Visakhapatnam derives its name from the shrine of Visakha (Visakha is King Daksha's daughter, according to Hindu mythology) that was built by an Andhra king, who camped here once during his travels. Some sources also suggest that this shrine was actually built by the Cholas between the 11th and 12th centuries CE. The shrine of Visakha no longer exists as it was washed away by cyclonic storms. During medieval times, the area was ruled by the Vengi, Pallava and Eastern Ganga dynasties. The region then came under the control of the Cholas and the Gajapatis (control fluctuating between the two) until the Vijayanagara Empire conquered it in the 15th century CE. The Mughals also marked their presence in Visakhapatnam from the 16th century CE until about the end of 18th century CE, when the French established trading companies here. In the 1804 Battle of Vizagapatam, the British took over the area, which was under colonial rule till Indian independence in 1947. The Indian Navy established Eastern Naval Command in Visakhapatnam in 1947 and the city eventually became its headquarters. In more recent history, the Visakhapatnam coast served as the setting where the INS Rajput of the Indian Navy destroyed Pakistan's PNS Ghazi in the 1971 Indo-Pak War.
Visakhapatnam Airport, about 8 km away from the city centre, links the city with various cities in India and abroad.
Visakhapatnam enjoys good road connectivity with various nearby cities and towns.
Visakhapatnam has its own railway station, called the Visakhapatnam Junction, which is connected to several prominent Indian cities. Located about 12 km away from the city.
The best time to take a trip to this splendid place is in winter season i.e between October and March. The weather during this period is extremely pleasing and windy.

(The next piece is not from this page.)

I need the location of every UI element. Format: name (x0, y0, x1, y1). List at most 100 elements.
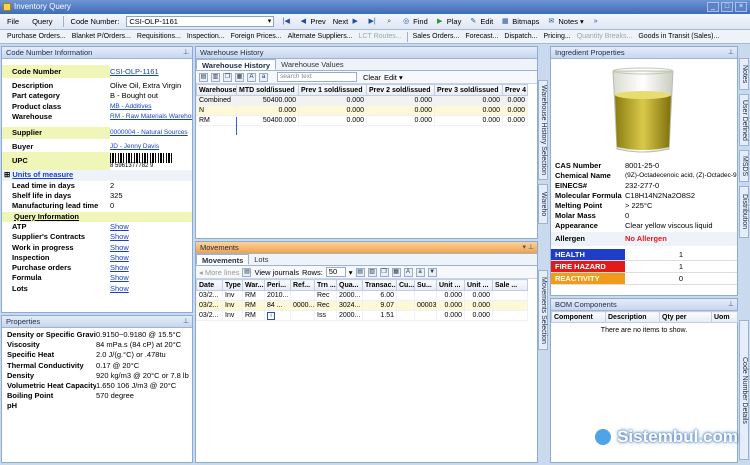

Rushikonda Beach- It is a hub of serenity, Natural rocks jutting into the clear waters of the sea.
Ramakrishna Beach- It stretches along the extent of the main city. Close to the beach, on Beach Road, are other tourist attractions.
Dolphin's Nose- It is a hill, so named because its headland has the shape of a dolphin's nose.
Submarine Museum-Located on Beach Road, close to the Ramakrishna Beach
Visakha Museum-An old Dutch bungalow near Ramakrishna Beach, also known as Corporation Museum.
Kailasagiri-The park situated atop Kailasagiri offers the most spectacular views of the city.
Simhachalam-About 16km from the city centre lies a small, densely wooded hill known as Simhachalam.
Yarada Beach-About 15km from the centre of the city, located close to the Dolphin's Nose is the picturesque Yarada Northern end of Beach Road.
Bheemunipatnam Beach-Is a sleepy fishing village near Vizag, and a former Dutch settlement.